Meitu’s suite of about 10 apps has helped it become China’s sixth-largest iOS developer by downloads, according to App Annie data.
Faster Approval
Apple, based in Cupertino, California, has beefed up its developer-relations team in China since 2011 to help apps get approval there, and the company has worked to smooth the app-buying process. In November, for example, the company announced a deal with China’s UnionPay, the country’s most popular payment card, so users could buy apps in the App Store similar to the way it’s done in the U.S.
“By supporting a payment method, by making it frictionless for them to have an account to use the App Store, these are all critical elements that they put in place in order to have the software ecosystem blossom,” Creative Strategies’ Bajarin said.
Cheetah Mobile
Still, for some app developers, such as China’s Cheetah Mobile, Apple’s tight control and longer approval time compared with Google’s Play store makes iOS a less compelling option.

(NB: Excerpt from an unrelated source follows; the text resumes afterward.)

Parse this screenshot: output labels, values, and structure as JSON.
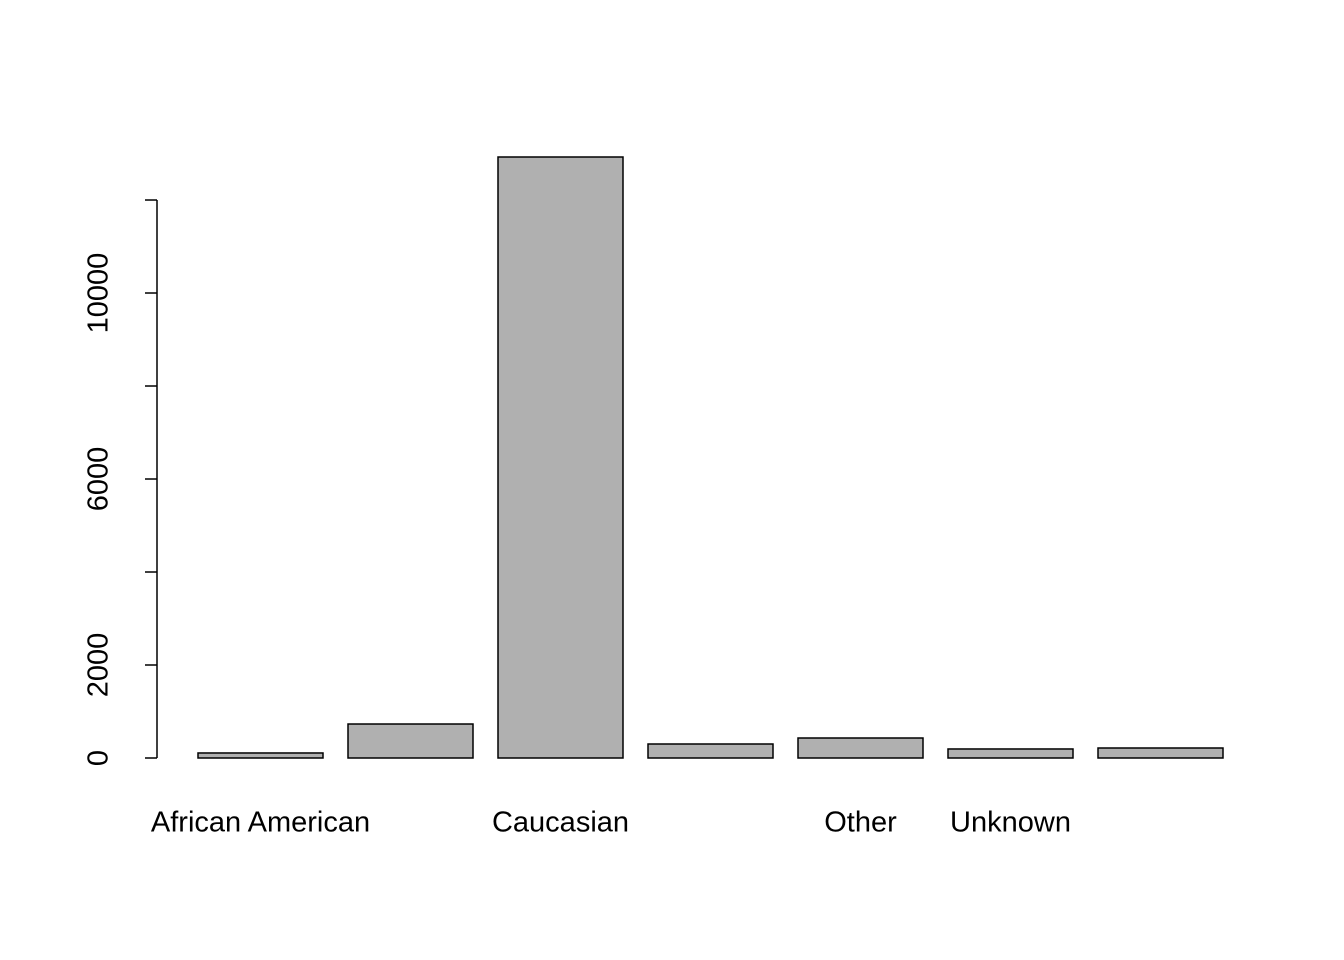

Cheetah’s Clean Master app has reached the top spot in the Google Play store for 11 countries. Its visit to the Apple developer conference would be as much about assessing how many resources to expend on future iOS development as it is about learning Apple’s new tools and technologies, said Jill Shih, senior director of user experience at the Beijing-based company. About 90 percent of Cheetah’s development team works on Google’s Android platform, she said. Cheetah sent staff to Apple’s conference last year, but may miss out this year because tickets sold out, she said.
Both Meitu and Cheetah, two of China’s largest independent app developers, have so far eschewed paid apps in favor of free offerings that garner revenue from advertising.
Attendance Stats
Apple hasn’t released regional statistics about the developers expected to attend the conference beginning on Monday. The event will include details about an update to the company’s software and other products, including its streaming-music service.
If Web traffic is any indication, interest from Chinese developers in the conference has grown stronger since last year. In the past four weeks, traffic coming from China to Apple’s developer Web page for the conference has risen to about 19 percent of the total, compared with 3.9 percent during the same period a year ago, according to SimilarWeb, an analytics firm that tracks website statistics. Online traffic from China outpaced visitors coming from the U.K., Japan, India and Canada, all locations that directed more traffic last year. The most traffic came from the U.S. in both years.